Low-wage workers wanting to enhance their skills and move into higher-paying jobs are blocked by working long hours and multiple jobs that make skill-building and education nearly impossible, according to a policy brief released by the Center for Poverty Research at the University of California, Davis.
In the ongoing study, Victoria Smith, a UCD professor of sociology and a faculty affiliate for the research center, and co-author Brian Halpin, a UCD graduate student in sociology, conducted interviews with 25 low-wage workers in the Napa/Sonoma area in the fall of 2012. The workers were asked about their current job situations and their plans for the future.
All interviewees were first-generation immigrants, some who grew up in the United States and some who grew up in their home countries. They work in various sectors, including food service, landscaping, domestic work, office cleaning and construction.
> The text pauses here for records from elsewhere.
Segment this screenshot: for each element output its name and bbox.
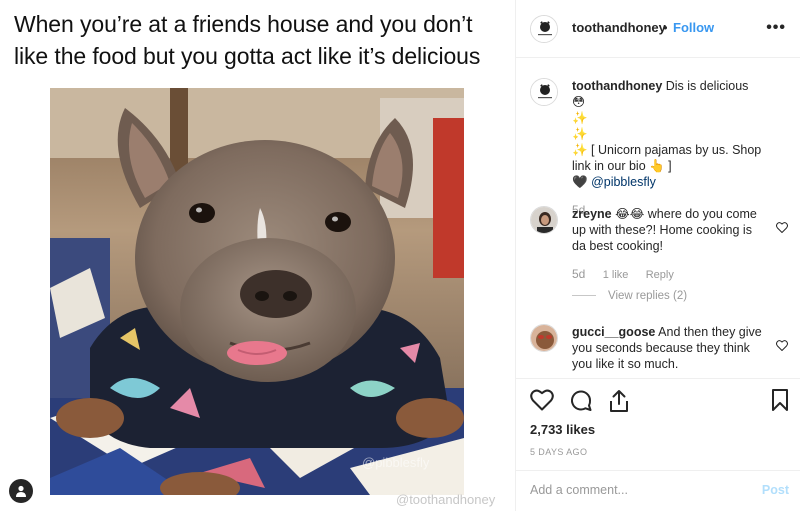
comment-body: gucci__goose And then they give you seco… bbox=[572, 324, 762, 372]
comment-like-icon[interactable] bbox=[776, 220, 788, 238]
post-media: When you’re at a friends house and you d… bbox=[0, 0, 515, 511]
author-avatar[interactable] bbox=[530, 78, 558, 106]
comment-text: ✨ bbox=[572, 111, 588, 125]
comment-meta: 5d 1 like Reply bbox=[572, 266, 762, 283]
comment-body: zreyne 😂😂 where do you come up with thes… bbox=[572, 206, 762, 283]
likes-count[interactable]: 2,733 likes bbox=[530, 422, 595, 437]
commenter-avatar[interactable] bbox=[530, 206, 558, 234]
mention-link[interactable]: @pibblesfly bbox=[591, 175, 656, 189]
comment-text: ✨ bbox=[572, 127, 588, 141]
comment-input[interactable] bbox=[530, 483, 740, 497]
dog-photo[interactable]: @pibblesfly bbox=[50, 88, 464, 495]
post-actions: 2,733 likes 5 DAYS AGO bbox=[516, 378, 800, 461]
view-replies-label: View replies (2) bbox=[608, 290, 688, 302]
view-replies-button[interactable]: View replies (2) bbox=[572, 290, 687, 302]
header-separator: • bbox=[663, 20, 668, 35]
comment-text: ✨ [ Unicorn pajamas by us. Shop link in … bbox=[572, 143, 762, 173]
reply-button[interactable]: Reply bbox=[646, 269, 674, 281]
bookmark-icon[interactable] bbox=[771, 389, 789, 416]
meme-caption: When you’re at a friends house and you d… bbox=[14, 11, 481, 69]
heart-icon[interactable] bbox=[530, 389, 554, 416]
media-watermark: @toothandhoney bbox=[396, 492, 496, 507]
commenter-avatar[interactable] bbox=[530, 324, 558, 352]
post-date[interactable]: 5 DAYS AGO bbox=[530, 447, 587, 457]
comment-username[interactable]: gucci__goose bbox=[572, 325, 655, 339]
more-options-icon[interactable]: ••• bbox=[766, 19, 786, 37]
comment-like-icon[interactable] bbox=[776, 338, 788, 356]
author-username[interactable]: toothandhoney bbox=[572, 20, 666, 35]
post-sidebar: toothandhoney • Follow ••• toothandhoney… bbox=[515, 0, 800, 511]
comment-username[interactable]: toothandhoney bbox=[572, 79, 662, 93]
post-comment-button[interactable]: Post bbox=[762, 483, 789, 497]
post-header: toothandhoney • Follow ••• bbox=[516, 0, 800, 58]
photo-watermark: @pibblesfly bbox=[362, 455, 430, 470]
comment-username[interactable]: zreyne bbox=[572, 207, 612, 221]
replies-divider bbox=[572, 295, 596, 297]
add-comment-bar: Post bbox=[516, 470, 800, 511]
comment-body: toothandhoney Dis is delicious 😳 ✨ ✨ ✨ [… bbox=[572, 78, 762, 218]
comment-icon[interactable] bbox=[569, 389, 593, 418]
comment-time[interactable]: 5d bbox=[572, 267, 585, 281]
user-icon[interactable] bbox=[9, 479, 33, 503]
follow-button[interactable]: Follow bbox=[673, 20, 714, 35]
share-icon[interactable] bbox=[608, 389, 630, 418]
comment-likes[interactable]: 1 like bbox=[603, 269, 629, 281]
comments-list[interactable]: toothandhoney Dis is delicious 😳 ✨ ✨ ✨ [… bbox=[516, 58, 800, 378]
comment-text: 🖤 bbox=[572, 175, 588, 189]
author-avatar[interactable] bbox=[530, 15, 558, 43]
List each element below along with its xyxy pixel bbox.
Some interviewees work in multiple sectors.
The study found that workers know they can improve jobs skills, but the nature of low-wage work limits opportunities, and they remain in low-wage jobs under pressure to simply support themselves or others. To sustain their livelihoods, the study says, workers keep the jobs they have while searching for additional opportunities through relatives, friends and work networks. They patch together multiple full- and part-time jobs to maximize paid hours.
“People find themselves very caught up, just treading water. The fact that they often are supporting other people heightens their need to take extra hours when they can get them,” Smith said.
The study noted that, typically, low-wage jobs are part time with no guaranteed hours, and many employers expect low-wage workers to be perpetually on-call – conditions that hinder time management and the ability to take advantage of educational and job skills training opportunities.
Smith and Halpin contend that introducing living wages and other worker protections could create more possibilities for workers to support themselves and their families, while potentially freeing up workers to enhance their skills. The co-authors also contend that this could increase efficiency and productivity in the overall economy.